Given word vectors trained by word2vec
(Mikolov et al. 2013) or fastText
(Bojanowski et al. 2016), this program projects the vectors of U.S. senators onto a "conservative" to "liberal" axis. The scalar components of such projections may be interpreted as a valid metric of political ideology.
Learn more about this project at here. See this iPython Notebook for complete experiment results.
Plotting the vector projected ideology against DW-NOMINATE, an ideology metric widely used in political science, reveals a strong correlation:
Training Corpus | Avg. Pearson’s r | Avg. Spearman’s 𝝆 |
---|---|---|
NYT 1981 - 2016 | 0.7559 | 0.7602 |
Wash Post 1977 - 2007 | 0.7902 | 0.8003 |
WSJ 1997 - 2017 | 0.7205 | 0.7184 |
In addition to members of Congress, you can also project vectors of public policies. These results are quite amusing but still highly experimental. Again, for a detailed account, please refer to here.
Gensim (optional, only needed for the experimental feature of projecting public policies.)
The DW-NOMINATE ideology data is available at voteview.com. Some example data is already included in this repo.
I apologize that I have tested the code only with Python 3.6
There are two methods for loading vectors into PoliVec Projector:
First Method: Use the Word2VecProjector
class to read vector files generated by word2vec.
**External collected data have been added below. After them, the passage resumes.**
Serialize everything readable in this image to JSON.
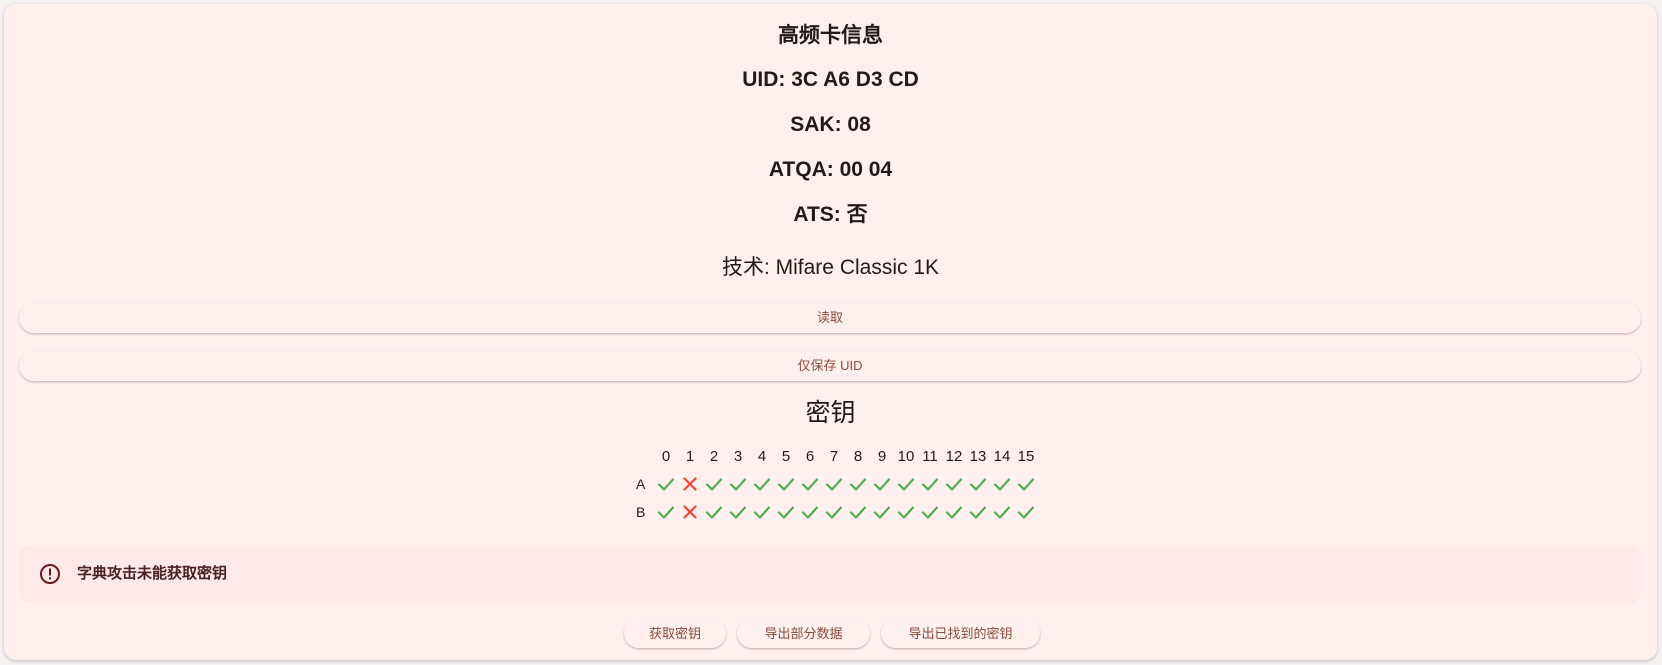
{
  "card": {
    "title": "高频卡信息",
    "uid": "UID: 3C A6 D3 CD",
    "sak": "SAK: 08",
    "atqa": "ATQA: 00 04",
    "ats": "ATS: 否",
    "tech": "技术: Mifare Classic 1K"
  },
  "buttons": {
    "read": "读取",
    "save_uid": "仅保存 UID"
  },
  "keys": {
    "title": "密钥",
    "sectors": [
      "0",
      "1",
      "2",
      "3",
      "4",
      "5",
      "6",
      "7",
      "8",
      "9",
      "10",
      "11",
      "12",
      "13",
      "14",
      "15"
    ],
    "rows": [
      {
        "label": "A",
        "found": [
          true,
          false,
          true,
          true,
          true,
          true,
          true,
          true,
          true,
          true,
          true,
          true,
          true,
          true,
          true,
          true
        ]
      },
      {
        "label": "B",
        "found": [
          true,
          false,
          true,
          true,
          true,
          true,
          true,
          true,
          true,
          true,
          true,
          true,
          true,
          true,
          true,
          true
        ]
      }
    ],
    "found_color": "#4caf50",
    "missing_color": "#f44336"
  },
  "alert": {
    "icon": "error-circle-icon",
    "message": "字典攻击未能获取密钥"
  },
  "actions": {
    "get_keys": "获取密钥",
    "export_partial": "导出部分数据",
    "export_found_keys": "导出已找到的密钥"
  }
}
Call evaluate_ideology_projection()
to evaluate a single congressional session of ideology data. Call multiyear_evaluation()
and pass an iterator, e.g. multiyear_evaluation(cgrs_sess=range(97,115))
, to evaluate multiple years of data. The iPython notebook includes several examples that will help you get started.
Second Method: (seemingly more complicated, but more efficient for comparing multiple years of data) Provide a plain text list of words you want to query, along with the axes onto which you want to project. The axes follow the order of: [positive x axis, negative x axis, positive y axis, negative y axis]
. An example queries.txt looks like this:
conservative
liberal
good
bad
johnson
nixon
carter
reagan
etc.
If you are interested in members of Congress, the gen_queries.py
script in this repo can take care of this step for you. The name lists of the 95th - 114th Senate (1977 - 2017) are also already included in this repo at queries/
Then, run gen_vectors.sh
, which takes multiple lists of queries and feed them to fastText's print-word-vectors
function. Be sure to revise the directories specified in the shell script so that it loads your own pre-trained fastText models. The vectors of members of the 95th to 114th Senate are also already included in this repo at queried_vectors/
Lastly, create a FastTextProjector
object to load the queried vectors, then call evaluate_ideology_projection()
or multiyear_evaluation()
.
(In principal, you can use PoliVec Projector with any word embedding models, so long as you make a subclass tweak the file IO methods to load your vectors properly.)
MIT